Funded PI projects

A health urban stream ecosystem provides both ecological functions and social well-beings such as recreational activities, drinking water, and aesthetic values. Studying stream water quality under a broader social-ecological urban context can be challenging because the complex interaction between environmental, technical, and social factors and the lack of a systematical approach.

In this social-ecological context, urban form is the central concept because it connects environmental mechanisms that drive water quality degradation (impervious area composition, configuration, and distribution) and societal decisions to manage water quality (zoning, master plan, and water regulation policy). The proposed study will set the first interdisciplinary protocol to investigate and predict urban stream water quality at a fine scale with alternative urban structure and forms.

We are a highly interdisciplinary research team, with members from landscape architecture, urban planning, civil engineering, and data science. Together with Huron River Watershed Council as our external partner, we will pilot this study in the Huron River Watershed to investigate how urban form and structure affects current water quality condition, as well as forecast future water quality according to different urban planning scenarios.

Urban runoff is a leading source of surface water quality impairment resulting from complex and interactive driving factors. The investigation of urban stream water quality requires a broadening of environmental research to integrate with social, urban planning, and public policy dimensions. Unlike environmental factors, factors accounting for social and economic contexts cannot be accommodated into biophysical hydrological models. Therefore, we propose a transformative data science approach as the first one to model urban stream water quality with high dimensional socio-ecological factors at the continental US scale.

We will focus on addressing a rarely tested hypothesis that urban form has significant effects on stream water quality even under similar population density and impervious surface percentage; and further, the effects vary in different ecological and climate zones.

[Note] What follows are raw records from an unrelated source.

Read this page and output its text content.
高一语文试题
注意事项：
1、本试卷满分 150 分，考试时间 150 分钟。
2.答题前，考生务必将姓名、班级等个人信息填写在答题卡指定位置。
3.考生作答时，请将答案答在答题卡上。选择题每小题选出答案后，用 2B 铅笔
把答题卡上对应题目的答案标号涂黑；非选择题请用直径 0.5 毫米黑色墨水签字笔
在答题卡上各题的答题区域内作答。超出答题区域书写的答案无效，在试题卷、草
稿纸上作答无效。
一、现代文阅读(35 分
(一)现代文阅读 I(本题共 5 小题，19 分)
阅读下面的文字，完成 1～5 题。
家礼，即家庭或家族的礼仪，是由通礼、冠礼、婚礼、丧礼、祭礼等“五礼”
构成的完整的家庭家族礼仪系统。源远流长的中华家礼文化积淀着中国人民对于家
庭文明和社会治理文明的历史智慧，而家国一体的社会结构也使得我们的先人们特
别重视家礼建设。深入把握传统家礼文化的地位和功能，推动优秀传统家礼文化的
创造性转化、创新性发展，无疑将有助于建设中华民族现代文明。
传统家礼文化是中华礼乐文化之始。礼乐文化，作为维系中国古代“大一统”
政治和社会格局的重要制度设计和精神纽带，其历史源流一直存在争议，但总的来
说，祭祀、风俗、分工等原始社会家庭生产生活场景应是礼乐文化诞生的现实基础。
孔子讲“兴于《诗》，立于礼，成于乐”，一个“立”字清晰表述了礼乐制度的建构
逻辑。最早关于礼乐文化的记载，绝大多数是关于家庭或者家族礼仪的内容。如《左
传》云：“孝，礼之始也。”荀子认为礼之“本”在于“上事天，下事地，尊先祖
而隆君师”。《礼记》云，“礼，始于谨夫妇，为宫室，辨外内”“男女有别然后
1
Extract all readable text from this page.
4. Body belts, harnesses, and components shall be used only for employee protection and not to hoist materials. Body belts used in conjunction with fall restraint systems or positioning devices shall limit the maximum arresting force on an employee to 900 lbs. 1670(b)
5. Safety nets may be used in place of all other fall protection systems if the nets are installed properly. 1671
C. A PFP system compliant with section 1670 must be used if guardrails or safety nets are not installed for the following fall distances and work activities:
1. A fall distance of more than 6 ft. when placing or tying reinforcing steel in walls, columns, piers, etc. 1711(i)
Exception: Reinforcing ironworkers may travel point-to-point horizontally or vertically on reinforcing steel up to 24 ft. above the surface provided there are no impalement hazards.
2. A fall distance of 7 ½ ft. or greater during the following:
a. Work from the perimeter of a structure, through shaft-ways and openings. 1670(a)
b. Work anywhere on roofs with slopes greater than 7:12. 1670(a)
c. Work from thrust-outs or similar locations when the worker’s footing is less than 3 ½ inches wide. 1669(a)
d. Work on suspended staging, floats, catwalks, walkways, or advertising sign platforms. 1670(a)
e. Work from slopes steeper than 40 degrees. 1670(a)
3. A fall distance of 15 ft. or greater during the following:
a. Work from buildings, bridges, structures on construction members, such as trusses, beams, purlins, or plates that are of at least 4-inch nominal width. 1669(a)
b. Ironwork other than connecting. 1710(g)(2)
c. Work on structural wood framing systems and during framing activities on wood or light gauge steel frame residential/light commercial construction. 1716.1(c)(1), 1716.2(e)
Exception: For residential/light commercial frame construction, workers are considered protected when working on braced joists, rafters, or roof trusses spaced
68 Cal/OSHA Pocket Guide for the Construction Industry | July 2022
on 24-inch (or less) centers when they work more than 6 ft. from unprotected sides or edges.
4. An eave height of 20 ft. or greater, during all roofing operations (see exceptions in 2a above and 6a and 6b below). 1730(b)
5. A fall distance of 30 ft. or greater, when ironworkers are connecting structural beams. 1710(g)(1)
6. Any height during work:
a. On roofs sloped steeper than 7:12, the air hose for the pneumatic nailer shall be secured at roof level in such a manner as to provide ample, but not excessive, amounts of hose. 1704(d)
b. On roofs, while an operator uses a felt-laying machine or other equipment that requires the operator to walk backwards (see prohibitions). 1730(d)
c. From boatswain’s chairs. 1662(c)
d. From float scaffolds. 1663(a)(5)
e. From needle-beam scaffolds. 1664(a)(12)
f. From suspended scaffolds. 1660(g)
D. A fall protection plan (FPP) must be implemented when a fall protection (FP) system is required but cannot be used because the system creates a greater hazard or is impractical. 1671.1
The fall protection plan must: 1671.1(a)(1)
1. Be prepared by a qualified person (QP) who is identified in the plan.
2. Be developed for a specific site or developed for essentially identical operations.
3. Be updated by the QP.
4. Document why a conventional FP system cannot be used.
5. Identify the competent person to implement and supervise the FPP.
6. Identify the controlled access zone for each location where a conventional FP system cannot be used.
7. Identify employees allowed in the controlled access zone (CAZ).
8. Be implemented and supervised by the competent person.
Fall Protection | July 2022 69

Combining expertise in urban planning, environmental science, and data science, our team will develop and apply an innovative data science approach to set an interdisciplinary protocol that is scalable and reproducible to apply to future large-scale environmental studies.

The percentage of impervious surface within the watershed is often used as indicator of probable surface water pollution. Research suggested that when impervious surfaces exceed 12% of the watershed’s area, we should expect significant negative

impacts on surface water quality. However, this is highly imprecise for three reasons. One reason is that all impervious surfaces are not the same. The second reason is that different land use types produce different types of contaminants. The third reason is that different neighborhood demographic characteristics may alter human behavior that impacts runoff pollutants. Therefore, we propose an exploratory study to understand whether increased granularity around the measurement of three factors can predict urban stream water quality. The three factors are urban form, land use type, and demographic characteristics

We will collaborate with Friends of the Rouge (FOTR) to leverage our knowledge and expertise of urban hydrology and spatial analysis to serve the communities in the Rouge River Watershed.